Limites et angles morts

De tels travaux ont sans doute leur place et leur utilité. Mais ils ont aussi des limites et des angles morts qu’il serait bon d’avoir en tête.

En gros, on a ici une vision de l’éducation qui la conçoit comme du capital humain. Un économiste de l’École de Chicago, Gary Becker, a été un des grands architectes de cette approche. Il écrivait (ma traduction) : « Pour la plupart d’entre vous, du capital signifie un compte en banque, cent actions d’IBM, des chaînes de montage ou des usines […]. Tout cela est bien du capital dans la mesure où tout cela génère des revenus et d’autres résultats utiles sur de longues durées. Mais je vais ici vous parler d’un autre genre de capital. L’instruction, une formation en informatique […], les conférences sur la valeur de la ponctualité ou de l’honnêteté sont aussi du capital en ce sens qu’ils améliorent la santé, augmentent les revenus ou ajoutent à la capacité d’une personne à apprécier la littérature durant une substantielle part de sa vie. En conséquence, il est tout à fait conforme à l’essence du mot capital tel qu’il est habituellement défini de dire que les dépenses en éducation, en formation, en soins médicaux et ainsi de suite sont des investissements en capital. Cependant, ceux-ci produisent un capital non pas physique ou financier, mais humain. »

Je n’entrerai pas dans toutes les objections qu’on a faites à cette conception de l’éducation, y compris chez les économistes. Disons seulement qu’on a rappelé cette évidence que le fait que quelque chose soit rentable (ou non) ne signifie pas nécessairement qu’elle ait en soi (ou non) de la valeur ; que l’on semble ici dangereusement minorer la valeur intrinsèque plutôt qu’instrumentale de l’éducation ; qu’il se pourrait que ce que le marché valorise soit parfois bien plus des attitudes dont témoigne le diplôme que le savoir présumé acquis (c’est en gros ce que dit la théorie du signal, pour ne rien vous cacher…). Sans oublier qu’on a aussi, avec de bons arguments, affirmé qu’on occulte ici le coût assumé collectivement de l’éducation et qu’on voudra sans doute la soumettre à une logique de marché, soit en la privatisant, soit en ayant recours à ces bons d’éducation, imaginés par un autre économiste intellectuellement proche de Becker, Milton Friedman.

Je suggère pour ma part, depuis longtemps mais sans beaucoup d’écho ni à gauche ni à droite, qu’il n’est pas absurde de penser l’éducation comme un bien en soi et en même temps que comme quelque chose permettant à un individu de s’accomplir, notamment en gagnant sa vie. Et que si c’est le cas, on devrait chercher une vision de l’éducation allant au-delà tant de la simple affirmation de sa valeur intrinsèque que des louanges parfois douteuses du capital humain.
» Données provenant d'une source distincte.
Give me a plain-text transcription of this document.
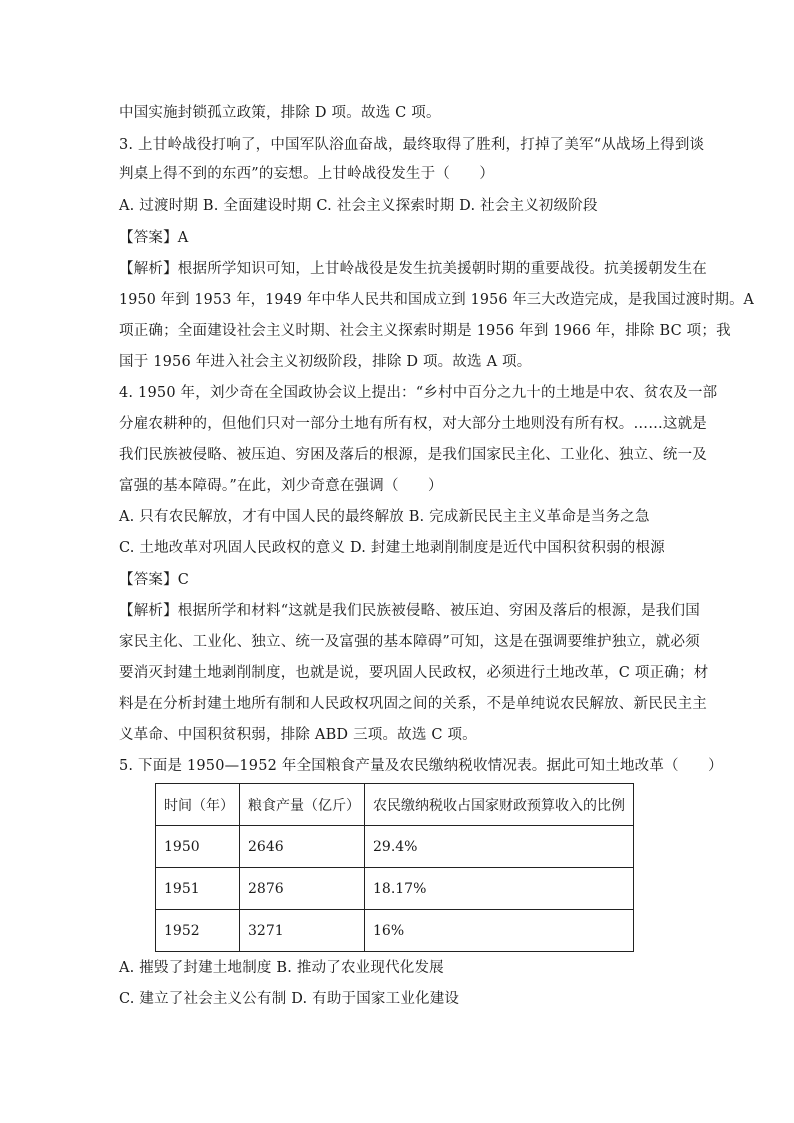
中国实施封锁孤立政策，排除 D 项。故选 C 项。
3. 上甘岭战役打响了，中国军队浴血奋战，最终取得了胜利，打掉了美军“从战场上得到谈
判桌上得不到的东西”的妄想。上甘岭战役发生于（　　）
A. 过渡时期 B. 全面建设时期 C. 社会主义探索时期 D. 社会主义初级阶段
【答案】A
【解析】根据所学知识可知，上甘岭战役是发生抗美援朝时期的重要战役。抗美援朝发生在
1950 年到 1953 年，1949 年中华人民共和国成立到 1956 年三大改造完成，是我国过渡时期。A
项正确；全面建设社会主义时期、社会主义探索时期是 1956 年到 1966 年，排除 BC 项；我
国于 1956 年进入社会主义初级阶段，排除 D 项。故选 A 项。
4. 1950 年，刘少奇在全国政协会议上提出：“乡村中百分之九十的土地是中农、贫农及一部
分雇农耕种的，但他们只对一部分土地有所有权，对大部分土地则没有所有权。……这就是
我们民族被侵略、被压迫、穷困及落后的根源，是我们国家民主化、工业化、独立、统一及
富强的基本障碍。”在此，刘少奇意在强调（　　）
A. 只有农民解放，才有中国人民的最终解放 B. 完成新民民主主义革命是当务之急
C. 土地改革对巩固人民政权的意义 D. 封建土地剥削制度是近代中国积贫积弱的根源
【答案】C
【解析】根据所学和材料“这就是我们民族被侵略、被压迫、穷困及落后的根源，是我们国
家民主化、工业化、独立、统一及富强的基本障碍”可知，这是在强调要维护独立，就必须
要消灭封建土地剥削制度，也就是说，要巩固人民政权，必须进行土地改革，C 项正确；材
料是在分析封建土地所有制和人民政权巩固之间的关系，不是单纯说农民解放、新民民主主
义革命、中国积贫积弱，排除 ABD 三项。故选 C 项。
5. 下面是 1950—1952 年全国粮食产量及农民缴纳税收情况表。据此可知土地改革（　　）
时间（年）	粮食产量（亿斤）	农民缴纳税收占国家财政预算收入的比例
1950	2646	29.4%
1951	2876	18.17%
1952	3271	16%
A. 摧毁了封建土地制度 B. 推动了农业现代化发展
C. 建立了社会主义公有制 D. 有助于国家工业化建设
Je pense que cet au-delà a déjà été dessiné, en théorie et en pratique.

Les capabilités

Ce que j’ai en tête a pour nom l’approche par les capabilités et a été pensé par le Prix Nobel d’économie Amartya Sen.
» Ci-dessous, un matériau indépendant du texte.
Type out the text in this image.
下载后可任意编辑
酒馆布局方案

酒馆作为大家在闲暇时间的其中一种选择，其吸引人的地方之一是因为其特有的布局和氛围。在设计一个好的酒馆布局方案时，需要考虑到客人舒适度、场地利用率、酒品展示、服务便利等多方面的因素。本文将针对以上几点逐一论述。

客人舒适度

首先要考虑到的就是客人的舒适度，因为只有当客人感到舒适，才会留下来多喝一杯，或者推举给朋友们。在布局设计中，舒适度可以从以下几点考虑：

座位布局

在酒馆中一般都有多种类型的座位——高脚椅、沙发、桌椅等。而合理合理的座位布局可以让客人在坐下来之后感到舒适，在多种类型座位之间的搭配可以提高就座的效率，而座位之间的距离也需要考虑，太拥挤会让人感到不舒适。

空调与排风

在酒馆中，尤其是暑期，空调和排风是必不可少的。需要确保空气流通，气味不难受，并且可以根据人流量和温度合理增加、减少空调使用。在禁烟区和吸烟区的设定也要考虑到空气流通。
Il entend par capabilité la liberté réelle (pas seulement formelle) qu’a une personne d’accomplir des actes ou d’atteindre des états qui ont pour elle de la valeur.

Je ne peux développer ici ce que tout cela signifie et implique, mais on en aura une idée en sachant qu’un indice de développement humain (IDH) fondé sur les capabilités est désormais utilisé au Programme des Nations unies pour le développement (PNUD) à la place du PIB. On utilise alors une base informationnelle qui n’est ni celle des utilités ni celle des biens premiers, mais plutôt celle des libertés non formelles de choisir un mode de vie que l’on a raison de souhaiter.
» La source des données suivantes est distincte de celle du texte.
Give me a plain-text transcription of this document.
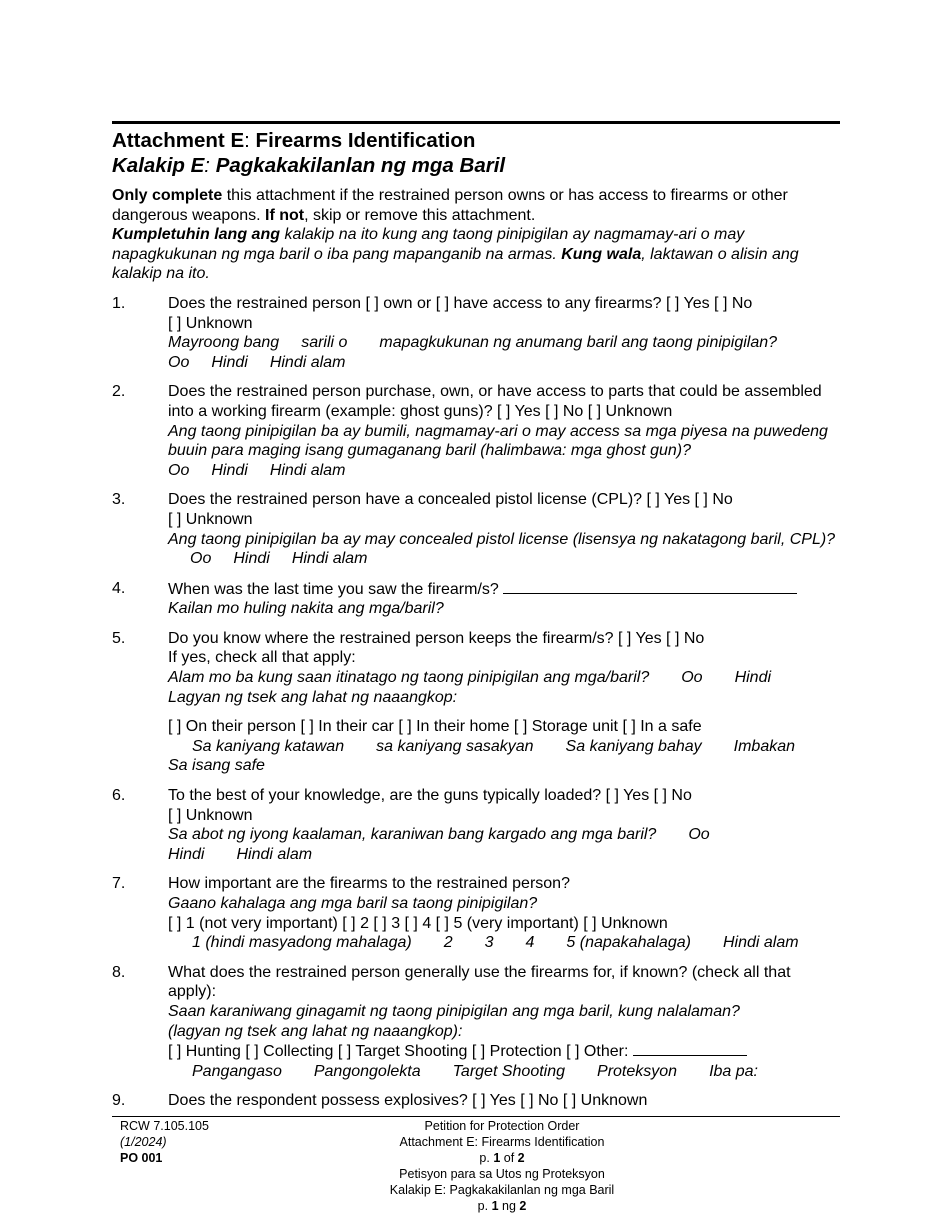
Attachment E: Firearms Identification
Kalakip E: Pagkakakilanlan ng mga Baril
Only complete this attachment if the restrained person owns or has access to firearms or other dangerous weapons. If not, skip or remove this attachment.
Kumpletuhin lang ang kalakip na ito kung ang taong pinipigilan ay nagmamay-ari o may napagkukunan ng mga baril o iba pang mapanganib na armas. Kung wala, laktawan o alisin ang kalakip na ito.
1.	Does the restrained person [ ] own or [ ] have access to any firearms? [ ] Yes [ ] No
[ ] Unknown
Mayroong bang sarili o mapagkukunan ng anumang baril ang taong pinipigilan?
Oo Hindi Hindi alam
2.	Does the restrained person purchase, own, or have access to parts that could be assembled into a working firearm (example: ghost guns)? [ ] Yes [ ] No [ ] Unknown
Ang taong pinipigilan ba ay bumili, nagmamay-ari o may access sa mga piyesa na puwedeng buuin para maging isang gumaganang baril (halimbawa: mga ghost gun)?
Oo Hindi Hindi alam
3.	Does the restrained person have a concealed pistol license (CPL)? [ ] Yes [ ] No
[ ] Unknown
Ang taong pinipigilan ba ay may concealed pistol license (lisensya ng nakatagong baril, CPL)?Oo Hindi Hindi alam
4.	When was the last time you saw the firearm/s?
Kailan mo huling nakita ang mga/baril?
5.	Do you know where the restrained person keeps the firearm/s? [ ] Yes [ ] No
If yes, check all that apply:
Alam mo ba kung saan itinatago ng taong pinipigilan ang mga/baril? Oo Hindi
Lagyan ng tsek ang lahat ng naaangkop:
[ ] On their person [ ] In their car [ ] In their home [ ] Storage unit [ ] In a safe
Sa kaniyang katawan sa kaniyang sasakyan Sa kaniyang bahay Imbakan
Sa isang safe
6.	To the best of your knowledge, are the guns typically loaded? [ ] Yes [ ] No
[ ] Unknown
Sa abot ng iyong kaalaman, karaniwan bang kargado ang mga baril? Oo
Hindi Hindi alam
7.	How important are the firearms to the restrained person?
Gaano kahalaga ang mga baril sa taong pinipigilan?
[ ] 1 (not very important) [ ] 2 [ ] 3 [ ] 4 [ ] 5 (very important) [ ] Unknown
1 (hindi masyadong mahalaga) 2 3 4 5 (napakahalaga) Hindi alam
8.	What does the restrained person generally use the firearms for, if known? (check all that apply):
Saan karaniwang ginagamit ng taong pinipigilan ang mga baril, kung nalalaman?
(lagyan ng tsek ang lahat ng naaangkop):
[ ] Hunting [ ] Collecting [ ] Target Shooting [ ] Protection [ ] Other:
Pangangaso Pangongolekta Target Shooting Proteksyon Iba pa:
9.	Does the respondent possess explosives? [ ] Yes [ ] No [ ] Unknown
RCW 7.105.105
(1/2024)
PO 001
Petition for Protection Order
Attachment E: Firearms Identification
p. 1 of 2
Petisyon para sa Utos ng Proteksyon
Kalakip E: Pagkakakilanlan ng mga Baril
p. 1 ng 2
Imaginez à présent un IDE, un indice de développement de l’éducation. On aurait des critères pour le mesurer et, ce faisant, on obtiendrait, je pense, une vision plus juste de l’éducation et de ce qui nous fait la valoriser. Entre autres, on ne demanderait pas seulement à l’école de s’adapter à la société, mais aussi à celle-ci de s’adapter à l’école.

Qui s’y met ? Le CIRANO ? Chiche ?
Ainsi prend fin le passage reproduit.